Experimental Results

[0083] The release patterns of the pharmacological ingredients in the core-shell suppository and the double-layered suppository are shown in FIGS. 4 and 6, respectively. In the core-shell suppository, 5-FU constituting the inner layer (core) suppository was not released until 10 minutes passed, but 69% was released after 2 hours and 80% after 12 hours. For oxaliplatin constituting the inner layer (shell) suppository, 19% and 43% were released at 5 minutes and 10 minutes, respectively, and 100% release was completed within 30 minutes. Therefore, it was found that the moment when the shell suppository was dissolved and the surface of the core suppository was exposed was 10 minutes, indicating that each drug was sequentially released according to a desired order (FIG. 4). In the double-layered suppository, the oxaliplatin of the second layer was completely released within 30 minutes, the 5-FU of the first layer was completely released at 8 hours. Therefore, it can be found that the release patterns of the first and second layer dosage forms designed as a sustained-release type and a rapid-release type are well realized, indicating that a desired drug is sequentially released according to a desired order (FIG. 6).
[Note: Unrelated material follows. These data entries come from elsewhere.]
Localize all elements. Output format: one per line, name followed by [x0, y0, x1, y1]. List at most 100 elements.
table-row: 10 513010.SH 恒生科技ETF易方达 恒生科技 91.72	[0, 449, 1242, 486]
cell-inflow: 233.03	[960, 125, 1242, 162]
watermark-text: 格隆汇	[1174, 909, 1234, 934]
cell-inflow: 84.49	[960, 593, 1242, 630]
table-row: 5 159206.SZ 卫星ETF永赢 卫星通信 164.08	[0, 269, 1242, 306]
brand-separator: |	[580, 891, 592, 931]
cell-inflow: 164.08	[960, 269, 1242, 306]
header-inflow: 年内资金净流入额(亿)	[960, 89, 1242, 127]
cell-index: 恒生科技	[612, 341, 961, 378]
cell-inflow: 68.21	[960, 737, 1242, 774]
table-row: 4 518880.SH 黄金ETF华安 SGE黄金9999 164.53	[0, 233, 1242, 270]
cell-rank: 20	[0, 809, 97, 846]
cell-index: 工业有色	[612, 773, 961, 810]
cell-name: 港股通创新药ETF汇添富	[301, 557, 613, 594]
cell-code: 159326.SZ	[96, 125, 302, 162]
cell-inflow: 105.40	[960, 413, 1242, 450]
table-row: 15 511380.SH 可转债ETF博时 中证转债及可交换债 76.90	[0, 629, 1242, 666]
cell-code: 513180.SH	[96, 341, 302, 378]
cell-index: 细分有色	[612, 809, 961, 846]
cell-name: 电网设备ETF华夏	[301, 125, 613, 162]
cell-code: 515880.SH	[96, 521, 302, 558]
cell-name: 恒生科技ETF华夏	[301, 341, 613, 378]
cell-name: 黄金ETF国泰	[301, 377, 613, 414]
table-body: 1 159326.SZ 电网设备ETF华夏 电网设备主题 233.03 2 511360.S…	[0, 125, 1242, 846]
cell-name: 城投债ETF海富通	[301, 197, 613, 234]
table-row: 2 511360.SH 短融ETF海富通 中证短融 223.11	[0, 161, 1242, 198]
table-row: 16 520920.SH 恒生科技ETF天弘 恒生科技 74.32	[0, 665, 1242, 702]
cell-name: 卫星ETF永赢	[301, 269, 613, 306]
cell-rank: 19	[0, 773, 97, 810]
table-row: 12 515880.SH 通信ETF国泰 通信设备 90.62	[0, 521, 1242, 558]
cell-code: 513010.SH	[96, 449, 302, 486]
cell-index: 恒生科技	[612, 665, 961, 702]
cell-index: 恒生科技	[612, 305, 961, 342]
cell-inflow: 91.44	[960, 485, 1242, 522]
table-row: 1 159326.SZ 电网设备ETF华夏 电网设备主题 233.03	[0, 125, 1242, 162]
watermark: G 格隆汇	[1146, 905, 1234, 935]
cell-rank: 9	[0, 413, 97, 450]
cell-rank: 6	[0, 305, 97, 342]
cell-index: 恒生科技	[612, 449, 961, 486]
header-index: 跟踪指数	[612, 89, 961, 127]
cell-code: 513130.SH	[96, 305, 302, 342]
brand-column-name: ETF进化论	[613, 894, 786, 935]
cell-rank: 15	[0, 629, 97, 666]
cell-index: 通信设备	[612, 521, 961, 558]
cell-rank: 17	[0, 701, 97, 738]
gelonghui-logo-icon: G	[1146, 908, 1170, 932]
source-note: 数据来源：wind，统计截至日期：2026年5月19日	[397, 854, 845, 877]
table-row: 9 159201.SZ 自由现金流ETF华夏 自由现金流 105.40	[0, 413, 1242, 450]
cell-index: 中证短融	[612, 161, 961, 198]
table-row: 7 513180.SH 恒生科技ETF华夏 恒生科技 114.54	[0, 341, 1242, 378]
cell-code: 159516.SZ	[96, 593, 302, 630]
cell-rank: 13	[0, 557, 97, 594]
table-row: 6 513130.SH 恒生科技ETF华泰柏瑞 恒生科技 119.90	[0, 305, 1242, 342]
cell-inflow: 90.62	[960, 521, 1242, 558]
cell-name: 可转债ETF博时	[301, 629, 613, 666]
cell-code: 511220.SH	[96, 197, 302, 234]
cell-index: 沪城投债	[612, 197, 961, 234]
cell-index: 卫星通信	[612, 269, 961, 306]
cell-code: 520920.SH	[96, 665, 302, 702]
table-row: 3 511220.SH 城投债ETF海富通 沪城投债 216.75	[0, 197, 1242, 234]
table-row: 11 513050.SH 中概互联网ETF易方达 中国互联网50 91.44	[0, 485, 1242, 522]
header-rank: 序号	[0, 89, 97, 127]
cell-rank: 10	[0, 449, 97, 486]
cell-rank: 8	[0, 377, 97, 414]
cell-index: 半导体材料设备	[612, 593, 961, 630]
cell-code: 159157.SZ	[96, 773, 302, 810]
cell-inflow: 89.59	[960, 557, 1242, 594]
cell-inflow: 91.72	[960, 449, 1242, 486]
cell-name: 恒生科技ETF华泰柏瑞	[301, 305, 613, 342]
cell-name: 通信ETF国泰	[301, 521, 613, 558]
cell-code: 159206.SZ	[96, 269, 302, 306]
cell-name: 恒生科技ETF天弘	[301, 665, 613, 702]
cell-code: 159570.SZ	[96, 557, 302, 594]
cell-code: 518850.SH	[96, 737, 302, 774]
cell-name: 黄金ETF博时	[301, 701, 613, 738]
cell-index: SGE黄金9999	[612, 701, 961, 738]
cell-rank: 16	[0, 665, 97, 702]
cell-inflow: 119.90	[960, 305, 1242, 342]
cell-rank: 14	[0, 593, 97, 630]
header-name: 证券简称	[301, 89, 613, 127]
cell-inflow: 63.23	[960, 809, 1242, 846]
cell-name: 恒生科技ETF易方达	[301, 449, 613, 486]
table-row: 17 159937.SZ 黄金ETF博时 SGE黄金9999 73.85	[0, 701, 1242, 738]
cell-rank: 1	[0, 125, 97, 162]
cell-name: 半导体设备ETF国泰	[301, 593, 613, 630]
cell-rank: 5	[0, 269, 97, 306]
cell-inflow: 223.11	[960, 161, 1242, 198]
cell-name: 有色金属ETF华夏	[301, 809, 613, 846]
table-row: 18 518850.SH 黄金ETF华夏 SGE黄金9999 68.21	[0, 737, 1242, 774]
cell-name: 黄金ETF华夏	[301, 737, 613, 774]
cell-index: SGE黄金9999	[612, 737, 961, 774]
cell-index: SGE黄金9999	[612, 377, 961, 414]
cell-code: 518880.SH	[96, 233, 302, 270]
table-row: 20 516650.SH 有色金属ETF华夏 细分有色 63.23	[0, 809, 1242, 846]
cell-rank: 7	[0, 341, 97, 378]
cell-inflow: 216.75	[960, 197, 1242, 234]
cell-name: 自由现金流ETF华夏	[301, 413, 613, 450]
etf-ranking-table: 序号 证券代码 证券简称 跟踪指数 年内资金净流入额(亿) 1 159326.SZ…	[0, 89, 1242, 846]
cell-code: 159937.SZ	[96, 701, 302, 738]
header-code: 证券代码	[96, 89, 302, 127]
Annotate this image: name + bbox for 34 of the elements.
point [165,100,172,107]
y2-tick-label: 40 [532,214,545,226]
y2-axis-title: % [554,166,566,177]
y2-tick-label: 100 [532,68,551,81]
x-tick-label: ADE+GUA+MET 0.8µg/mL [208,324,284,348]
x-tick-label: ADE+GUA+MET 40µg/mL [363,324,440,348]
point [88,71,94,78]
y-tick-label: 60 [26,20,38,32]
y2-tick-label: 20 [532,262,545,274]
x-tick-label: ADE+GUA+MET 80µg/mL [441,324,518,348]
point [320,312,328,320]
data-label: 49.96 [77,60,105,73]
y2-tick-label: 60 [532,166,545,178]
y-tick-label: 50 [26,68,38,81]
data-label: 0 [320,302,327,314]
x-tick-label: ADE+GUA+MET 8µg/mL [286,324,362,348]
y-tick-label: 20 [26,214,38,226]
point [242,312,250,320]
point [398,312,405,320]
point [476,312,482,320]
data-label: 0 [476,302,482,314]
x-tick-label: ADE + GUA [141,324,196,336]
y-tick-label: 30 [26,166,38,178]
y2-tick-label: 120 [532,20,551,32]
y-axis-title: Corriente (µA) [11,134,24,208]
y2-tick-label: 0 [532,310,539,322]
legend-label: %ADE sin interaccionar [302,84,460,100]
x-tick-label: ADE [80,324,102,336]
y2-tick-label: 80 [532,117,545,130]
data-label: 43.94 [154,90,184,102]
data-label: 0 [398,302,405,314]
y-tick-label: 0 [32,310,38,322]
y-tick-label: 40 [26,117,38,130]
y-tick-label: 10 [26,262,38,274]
Since the core suppository in the core-shell suppository has a larger release surface area than the first layer of the double-layered suppository, release proceeded faster.

[0084] As above, as specific parts of the specification have been described in detail, although it is clear to those skilled in the art that this specific technique is merely a preferred embodiment, the scope of the specification is not limited thereto. Thus, the substantial scope of the specification will be defined by the accompanying claims and their equivalents.